Reconstruir el tejido social
15.12.2011 (9:43 am)
-¿Para qué tocar las heridas?
Alguien le responde:
-Para qué va a ser, para curarlas.
Y la mujer añade:
-¿Pero quién se atreve?
Diálogo, en El Silencio Roto.
Para hablar de la reconstrucción del tejido social, la primera cuestión es tomar en cuenta dos puntos de partida: cuáles han sido esas heridas, y cuáles los mecanismos que las han hecho posibles. Las heridas tienen que ver con el impacto del dolor y el sufrimiento. El dolor no puede repararse pero sí reconocerse. Y para ello hay que superar las fracturas de la sensibilidad, las que han llevado a memorias defensivas que justifican el dolor del otro por el sufrimiento propio o invisibilizan el impacto de ciertas violaciones de derechos humanos. Se necesita cruzar al otro lado, y superar las fronteras de la empatía. Dejar de utilizar el dolor para justificar la violencia por un lado, o para evitar confrontarse con cómo se ha usado la tortura por poner dos ejemplos. En palabras de Ignatieff, sin apología, sin reconocimiento de los hechos, el pasado nunca vuelve a su puesto y los fantasmas acechan desde las almenas. Sobre todas estas cosas se tiene que decir la verdad. Para retomar esa vieja esperanza que describe John Berger: quizá si le damos nombre a todo lo intolerable, de esa conciencia surja una acción compartida.
Igualar este reconocimiento moral del sufrimiento, y la crítica a las violaciones de derechos humanos, puede ayudar a generar una conciencia común. Y eso no significa igualar los mecanismos de victimización. Sobre esas cosas llevar todo a las divisiones ideológicas pueden seguir poniéndonos en diferentes lados. Hay que centrarse en el lado humano de la experiencia, individual y colectiva, que es donde podemos reconocernos en los otros como iguales. Para ello hay que superar también otras fronteras, las del lenguaje. Demasiadas veces el lenguaje se ha utilizado como arma arrojadiza para justificar acciones (“por la democracia”, “a consecuencia del conflicto”) en lugar de para llegar a consensos básicos sobre la defensa de la vida.
La utilización política o la focalización mediática han estado presentes en este país más que en cualquier otro. En muchas situaciones de violencia la mentira sustituye a la ética. Lo que se considera bueno o malo se juzga en función de quién lo dice o de nuestros objetivos. Por ejemplo, la política que se necesita para con las víctimas es la del reconocimiento y la reparación, no la de la politización de utilizarlas como estandarte. Para ello también hay que dejar atrás el miedo, de lo que no se puede decir o hacer porque nunca es “el momento”. El miedo a expresar la diferencia, la crítica, el desacuerdo. Como Virginia Wolf en sus reflexiones sobre el feminismo contra la guerra, creo que la extrañeza es un valor en estos procesos. No reconocernos en la coacción o la mentira. No dejarnos meter en los tópicos. Atrevernos a salir del marco del grupo de referencia o de lo que se considera políticamente correcto. O de la retórica de la impotencia porque en nuestro país todo parece muy complejo. También aferrarse a las cosas que han dado cohesión a la sociedad vasca, las relaciones familiares y comunitarias aun en un contexto tan politizado. Un recurso positivo puede ser visibilizar las experiencias positivas locales, tanto de convivencia política como social, para evitar la sobrerrepresentación negativa y ejercer un papel pedagógico en la sociedad.

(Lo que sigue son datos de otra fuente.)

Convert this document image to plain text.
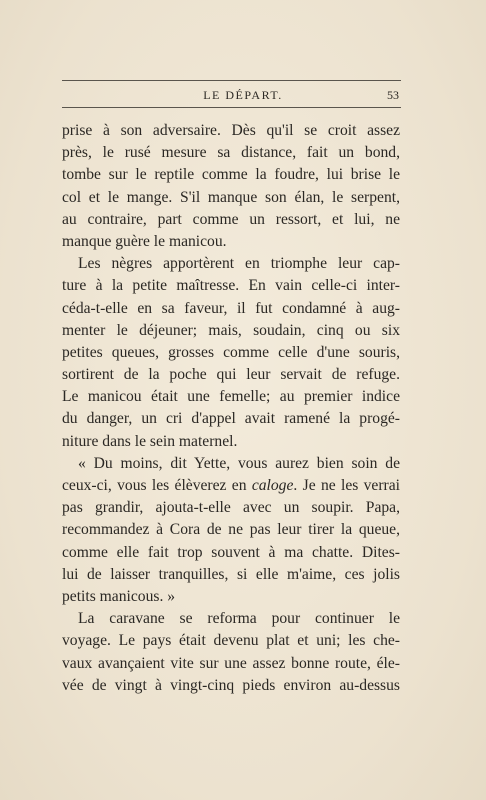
LE DÉPART.	53
prise à son adversaire. Dès qu'il se croit assez
près, le rusé mesure sa distance, fait un bond,
tombe sur le reptile comme la foudre, lui brise le
col et le mange. S'il manque son élan, le serpent,
au contraire, part comme un ressort, et lui, ne
manque guère le manicou.
Les nègres apportèrent en triomphe leur cap-
ture à la petite maîtresse. En vain celle-ci inter-
céda-t-elle en sa faveur, il fut condamné à aug-
menter le déjeuner; mais, soudain, cinq ou six
petites queues, grosses comme celle d'une souris,
sortirent de la poche qui leur servait de refuge.
Le manicou était une femelle; au premier indice
du danger, un cri d'appel avait ramené la progé-
niture dans le sein maternel.
« Du moins, dit Yette, vous aurez bien soin de
ceux-ci, vous les élèverez en caloge. Je ne les verrai
pas grandir, ajouta-t-elle avec un soupir. Papa,
recommandez à Cora de ne pas leur tirer la queue,
comme elle fait trop souvent à ma chatte. Dites-
lui de laisser tranquilles, si elle m'aime, ces jolis
petits manicous. »
La caravane se reforma pour continuer le
voyage. Le pays était devenu plat et uni; les che-
vaux avançaient vite sur une assez bonne route, éle-
vée de vingt à vingt-cinq pieds environ au-dessus
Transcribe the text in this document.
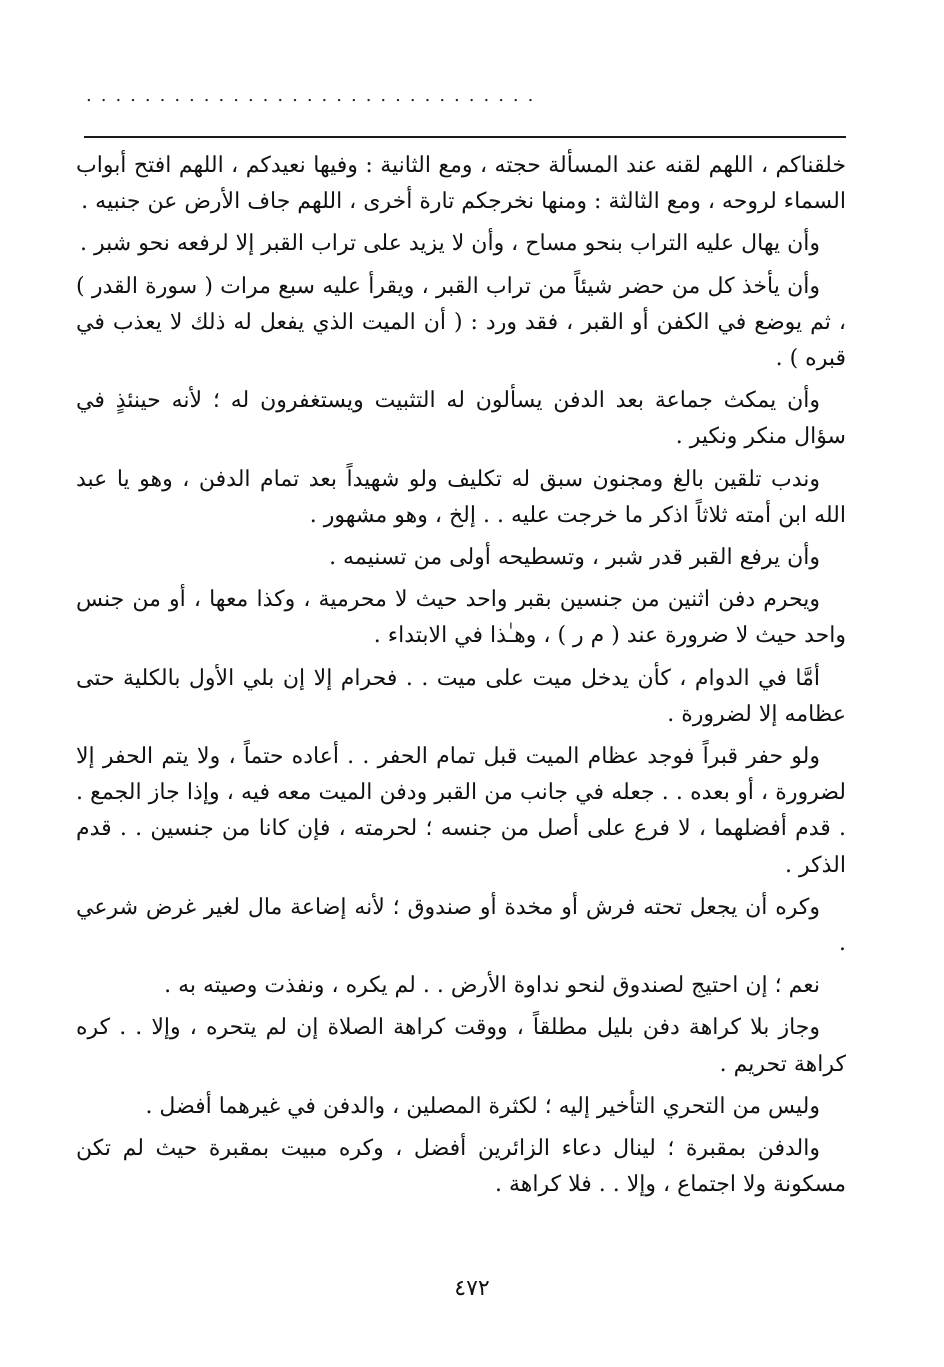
...............................

خلقناكم ، اللهم لقنه عند المسألة حجته ، ومع الثانية : وفيها نعيدكم ، اللهم افتح أبواب السماء لروحه ، ومع الثالثة : ومنها نخرجكم تارة أخرى ، اللهم جاف الأرض عن جنبيه .

وأن يهال عليه التراب بنحو مساح ، وأن لا يزيد على تراب القبر إلا لرفعه نحو شبر .

وأن يأخذ كل من حضر شيئاً من تراب القبر ، ويقرأ عليه سبع مرات ( سورة القدر ) ، ثم يوضع في الكفن أو القبر ، فقد ورد : ( أن الميت الذي يفعل له ذلك لا يعذب في قبره ) .

وأن يمكث جماعة بعد الدفن يسألون له التثبيت ويستغفرون له ؛ لأنه حينئذٍ في سؤال منكر ونكير .

وندب تلقين بالغ ومجنون سبق له تكليف ولو شهيداً بعد تمام الدفن ، وهو يا عبد الله ابن أمته ثلاثاً اذكر ما خرجت عليه . . إلخ ، وهو مشهور .

وأن يرفع القبر قدر شبر ، وتسطيحه أولى من تسنيمه .

ويحرم دفن اثنين من جنسين بقبر واحد حيث لا محرمية ، وكذا معها ، أو من جنس واحد حيث لا ضرورة عند ( م ر ) ، وهـٰذا في الابتداء .

أمَّا في الدوام ، كأن يدخل ميت على ميت . . فحرام إلا إن بلي الأول بالكلية حتى عظامه إلا لضرورة .

ولو حفر قبراً فوجد عظام الميت قبل تمام الحفر . . أعاده حتماً ، ولا يتم الحفر إلا لضرورة ، أو بعده . . جعله في جانب من القبر ودفن الميت معه فيه ، وإذا جاز الجمع . . قدم أفضلهما ، لا فرع على أصل من جنسه ؛ لحرمته ، فإن كانا من جنسين . . قدم الذكر .

وكره أن يجعل تحته فرش أو مخدة أو صندوق ؛ لأنه إضاعة مال لغير غرض شرعي .

نعم ؛ إن احتيج لصندوق لنحو نداوة الأرض . . لم يكره ، ونفذت وصيته به .

وجاز بلا كراهة دفن بليل مطلقاً ، ووقت كراهة الصلاة إن لم يتحره ، وإلا . . كره كراهة تحريم .

وليس من التحري التأخير إليه ؛ لكثرة المصلين ، والدفن في غيرهما أفضل .

والدفن بمقبرة ؛ لينال دعاء الزائرين أفضل ، وكره مبيت بمقبرة حيث لم تكن مسكونة ولا اجتماع ، وإلا . . فلا كراهة .

٤٧٢
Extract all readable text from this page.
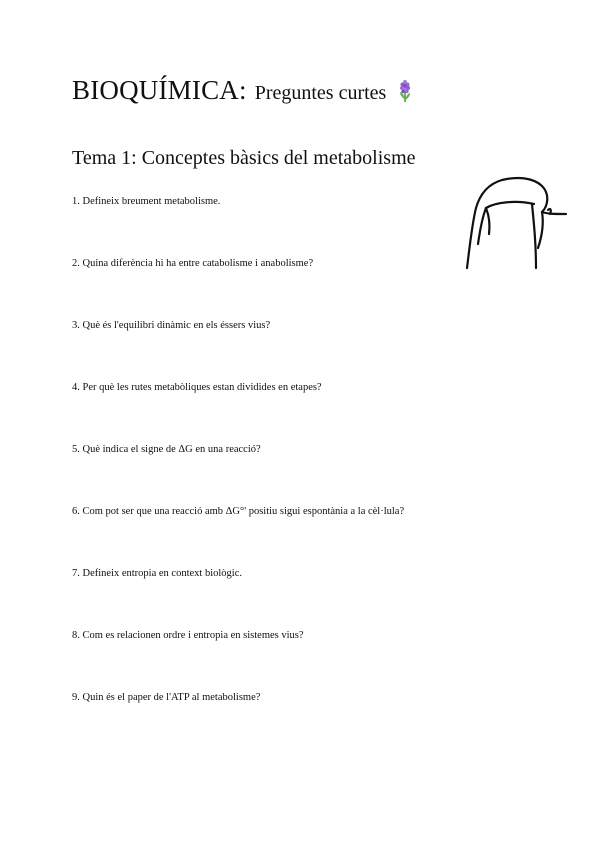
BIOQUÍMICA: Preguntes curtes
Tema 1: Conceptes bàsics del metabolisme

1. Defineix breument metabolisme.

2. Quina diferència hi ha entre catabolisme i anabolisme?

3. Què és l'equilibri dinàmic en els éssers vius?

4. Per què les rutes metabòliques estan dividides en etapes?

5. Què indica el signe de ΔG en una reacció?

6. Com pot ser que una reacció amb ΔG°' positiu sigui espontània a la cèl·lula?

7. Defineix entropia en context biològic.

8. Com es relacionen ordre i entropia en sistemes vius?

9. Quin és el paper de l'ATP al metabolisme?
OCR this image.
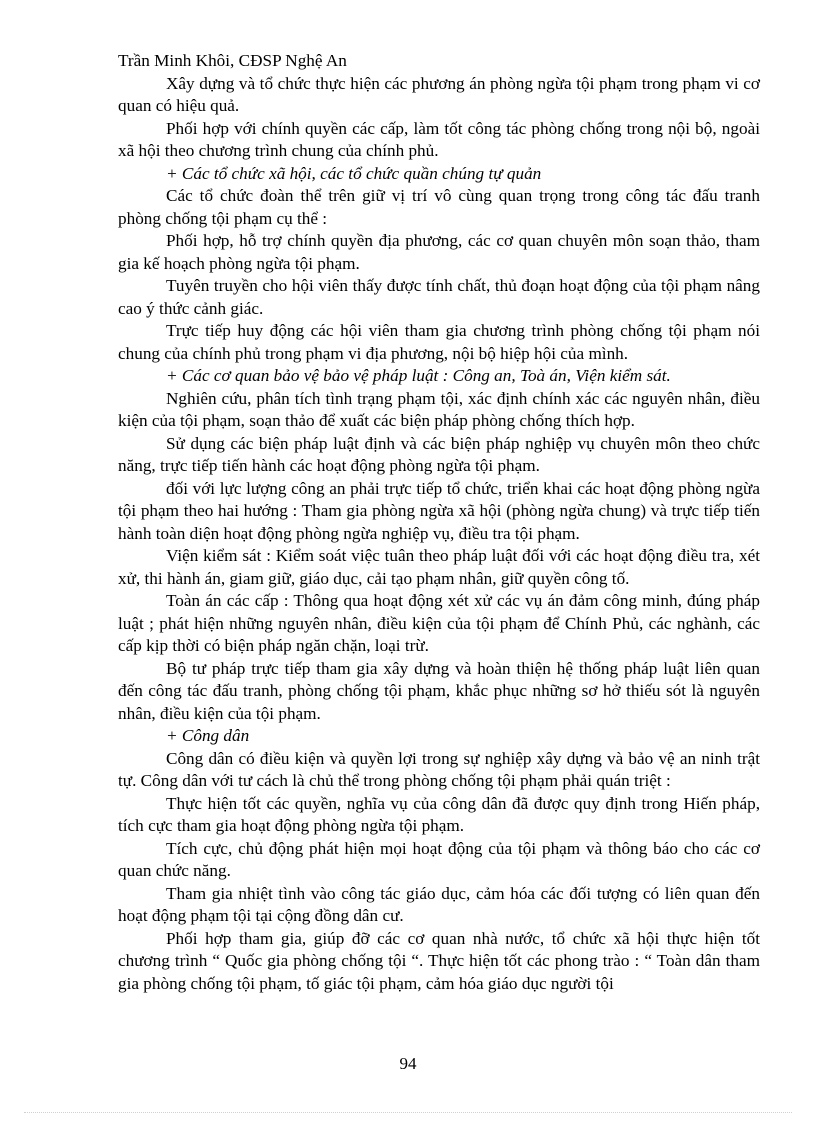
Trần Minh Khôi, CĐSP Nghệ An

Xây dựng và tổ chức thực hiện các phương án phòng ngừa tội phạm trong phạm vi cơ quan có hiệu quả.

Phối hợp với chính quyền các cấp, làm tốt công tác phòng chống trong nội bộ, ngoài xã hội theo chương trình chung của chính phủ.

+ Các tổ chức xã hội, các tổ chức quần chúng tự quản

Các tổ chức đoàn thể trên giữ vị trí vô cùng quan trọng trong công tác đấu tranh phòng chống tội phạm cụ thể :

Phối hợp, hỗ trợ chính quyền địa phương, các cơ quan chuyên môn soạn thảo, tham gia kế hoạch phòng ngừa tội phạm.

Tuyên truyền cho hội viên thấy được tính chất, thủ đoạn hoạt động của tội phạm nâng cao ý thức cảnh giác.

Trực tiếp huy động các hội viên tham gia chương trình phòng chống tội phạm nói chung của chính phủ trong phạm vi địa phương, nội bộ hiệp hội của mình.

+ Các cơ quan bảo vệ bảo vệ pháp luật : Công an, Toà án, Viện kiểm sát.

Nghiên cứu, phân tích tình trạng phạm tội, xác định chính xác các nguyên nhân, điều kiện của tội phạm, soạn thảo để xuất các biện pháp phòng chống thích hợp.

Sử dụng các biện pháp luật định và các biện pháp nghiệp vụ chuyên môn theo chức năng, trực tiếp tiến hành các hoạt động phòng ngừa tội phạm.

đối với lực lượng công an phải trực tiếp tổ chức, triển khai các hoạt động phòng ngừa tội phạm theo hai hướng : Tham gia phòng ngừa xã hội (phòng ngừa chung) và trực tiếp tiến hành toàn diện hoạt động phòng ngừa nghiệp vụ, điều tra tội phạm.

Viện kiểm sát : Kiểm soát việc tuân theo pháp luật đối với các hoạt động điều tra, xét xử, thi hành án, giam giữ, giáo dục, cải tạo phạm nhân, giữ quyền công tố.

Toàn án các cấp : Thông qua hoạt động xét xử các vụ án đảm công minh, đúng pháp luật ; phát hiện những nguyên nhân, điều kiện của tội phạm để Chính Phủ, các nghành, các cấp kịp thời có biện pháp ngăn chặn, loại trừ.

Bộ tư pháp trực tiếp tham gia xây dựng và hoàn thiện hệ thống pháp luật liên quan đến công tác đấu tranh, phòng chống tội phạm, khắc phục những sơ hở thiếu sót là nguyên nhân, điều kiện của tội phạm.

+ Công dân

Công dân có điều kiện và quyền lợi trong sự nghiệp xây dựng và bảo vệ an ninh trật tự. Công dân với tư cách là chủ thể trong phòng chống tội phạm phải quán triệt :

Thực hiện tốt các quyền, nghĩa vụ của công dân đã được quy định trong Hiến pháp, tích cực tham gia hoạt động phòng ngừa tội phạm.

Tích cực, chủ động phát hiện mọi hoạt động của tội phạm và thông báo cho các cơ quan chức năng.

Tham gia nhiệt tình vào công tác giáo dục, cảm hóa các đối tượng có liên quan đến hoạt động phạm tội tại cộng đồng dân cư.

Phối hợp tham gia, giúp đỡ các cơ quan nhà nước, tổ chức xã hội thực hiện tốt chương trình “ Quốc gia phòng chống tội “. Thực hiện tốt các phong trào : “ Toàn dân tham gia phòng chống tội phạm, tố giác tội phạm, cảm hóa giáo dục người tội

94
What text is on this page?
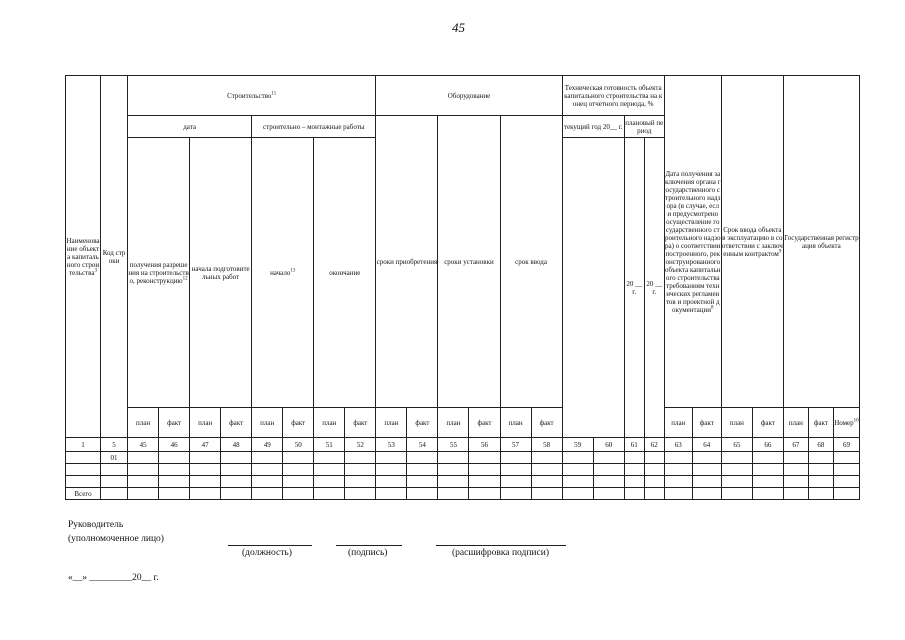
45
Наименование объекта капитального строительства$^3$	Код строки	Строительство$^{11}$								Оборудование						Техническая готовность объекта капитального строительства на конец отчетного периода, %				Дата получения заключения органа государственного строительного надзора (в случае, если предусмотрено осуществление государственного строительного надзора) о соответствии построенного, реконструированного объекта капитального строительства требованиям технических регламентов и проектной документации$^8$		Срок ввода объекта в эксплуатацию в соответствии с заключенным контрактом$^9$		Государственная регистрация объекта		
		дата				строительно – монтажные работы				сроки приобретения		сроки установки		срок ввода		текущий год 20__ г.		плановый период								
		получения разрешения на строительство, реконструкцию$^{12}$		начала подготовительных работ		начало$^{13}$		окончание										20 __ г.	20 __ г.							
		план	факт	план	факт	план	факт	план	факт	план	факт	план	факт	план	факт					план	факт	план	факт	план	факт	Номер$^{10}$
1	5	45	46	47	48	49	50	51	52	53	54	55	56	57	58	59	60	61	62	63	64	65	66	67	68	69
	01																									

Всего																										
Руководитель
(уполномоченное лицо)
(должность)	(подпись)	(расшифровка подписи)
«__» _________20__ г.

La superación de esas fracturas sociales en lo local no va a llevar al acuerdo directo, ni al olvido o perdón, sino más bien a la aceptación de que se puede coexistir. Una cultura de derechos humanos es el piso común que se necesita. Esta reconstrucción es básica para pasar de un escenario de fin de la violencia, a otro de construcción de la paz, donde son claves las iniciativas de memoria colectiva que genere respeto y aprendizajes, de reconocimiento del dolor producido, medidas de humanización de la situación de los presos de ETA que han estado sometidos a leyes de excepción, y apoyo a los espacios sociales de reconstrucción de la convivencia. La mejora del clima social después del fin de la violencia de ETA ofrece condiciones favorables para hacer un proceso. Pero se necesita sensibilidad, inteligencia y compromiso para hacerlo posible.